French businessman (born 1974)

Nathaniel Jerome Meyohas (born May 29, 1974) is a London-based French businessman who is a founding partner of Blandford Capital. Until 2018 Meyohas was a partner at Greybull Capital.

==Biography==
Meyohas was born in Paris, France to a Sephardi Jewish family. His sister is New York artist Sarah Meyohas. His brother is Marc Meyohas who is also a business partner.

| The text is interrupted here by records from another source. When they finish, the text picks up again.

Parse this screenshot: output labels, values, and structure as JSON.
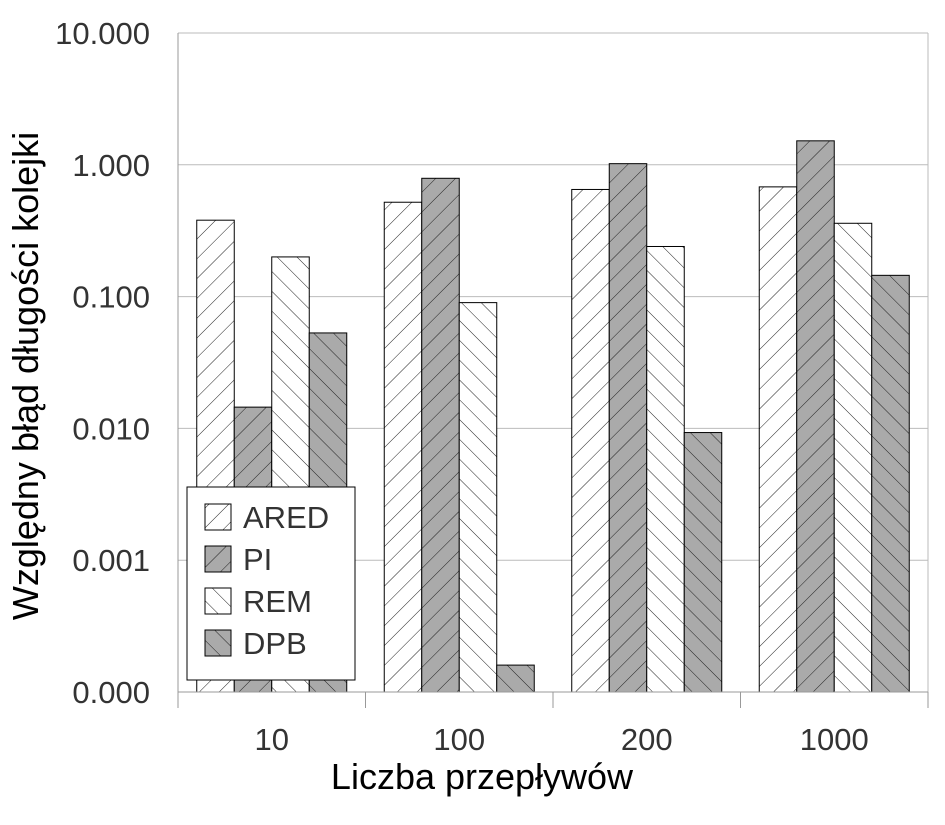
{
  "chart_data": {
    "type": "bar",
    "scale": "log",
    "ylabel": "Względny błąd długości kolejki",
    "xlabel": "Liczba przepływów",
    "categories": [
      "10",
      "100",
      "200",
      "1000"
    ],
    "yticks": [
      {
        "value": 0.0001,
        "label": "0.000"
      },
      {
        "value": 0.001,
        "label": "0.001"
      },
      {
        "value": 0.01,
        "label": "0.010"
      },
      {
        "value": 0.1,
        "label": "0.100"
      },
      {
        "value": 1,
        "label": "1.000"
      },
      {
        "value": 10,
        "label": "10.000"
      }
    ],
    "ylim": [
      0.0001,
      10
    ],
    "grid": true,
    "legend_position": "bottom-left",
    "series": [
      {
        "name": "ARED",
        "values": [
          0.38,
          0.52,
          0.65,
          0.68
        ],
        "fill": "#ffffff",
        "hatch": "forward"
      },
      {
        "name": "PI",
        "values": [
          0.0145,
          0.79,
          1.02,
          1.52
        ],
        "fill": "#aaaaaa",
        "hatch": "forward"
      },
      {
        "name": "REM",
        "values": [
          0.2,
          0.09,
          0.24,
          0.36
        ],
        "fill": "#ffffff",
        "hatch": "backward"
      },
      {
        "name": "DPB",
        "values": [
          0.053,
          0.00016,
          0.0093,
          0.145
        ],
        "fill": "#aaaaaa",
        "hatch": "backward"
      }
    ]
  }
}
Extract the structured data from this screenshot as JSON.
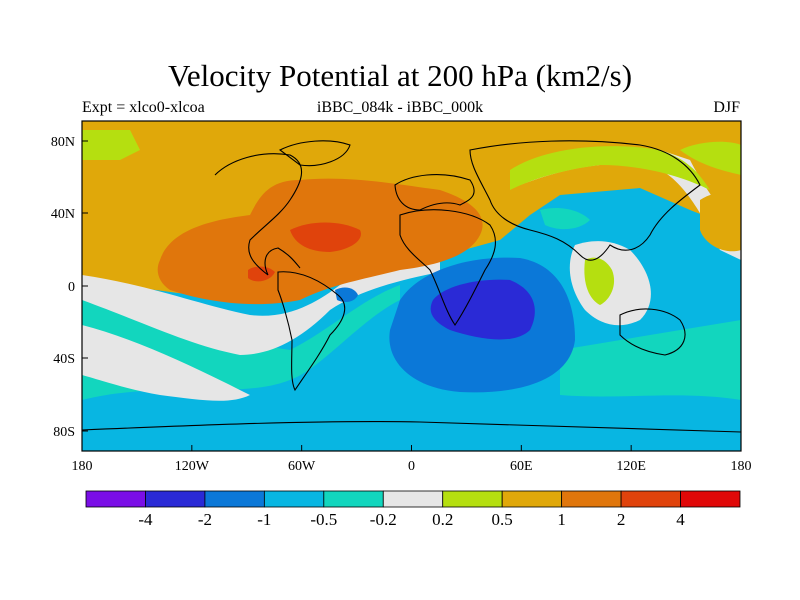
{
  "title": "Velocity Potential at 200 hPa (km2/s)",
  "subtitle_left": "Expt = xlco0-xlcoa",
  "subtitle_center": "iBBC_084k - iBBC_000k",
  "subtitle_right": "DJF",
  "x_ticks": [
    "180",
    "120W",
    "60W",
    "0",
    "60E",
    "120E",
    "180"
  ],
  "y_ticks": [
    "80N",
    "40N",
    "0",
    "40S",
    "80S"
  ],
  "colorbar": {
    "colors": [
      "#7a0ee6",
      "#2a2ad6",
      "#0b78d8",
      "#08b6e2",
      "#12d6be",
      "#e6e6e6",
      "#b5df10",
      "#e0a80a",
      "#e0760c",
      "#e0430c",
      "#e00808"
    ],
    "labels": [
      "-4",
      "-2",
      "-1",
      "-0.5",
      "-0.2",
      "0.2",
      "0.5",
      "1",
      "2",
      "4"
    ]
  },
  "colors": {
    "neg_strong": "#2a2ad6",
    "neg_mid": "#0b78d8",
    "neg_weak": "#08b6e2",
    "neg_light": "#12d6be",
    "neutral": "#e6e6e6",
    "pos_light": "#b5df10",
    "pos_weak": "#e0a80a",
    "pos_mid": "#e0760c",
    "pos_strong": "#e0430c"
  }
}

He attended Clifton College in Bristol, United Kingdom and is a graduate of the New York University Leonard N. Stern School of Business from where he received an MBA in 2001. Meyohas worked as an investment banker with Lehman Brothers from 1996 to 1999; and then as a principal with Sun Capital Partners from 2003 to 2010.

==Personal life==
Meyohas is married to Micheala Nahmad, daughter of art dealer Ezra Nahmad and sister of Helly Nahmad.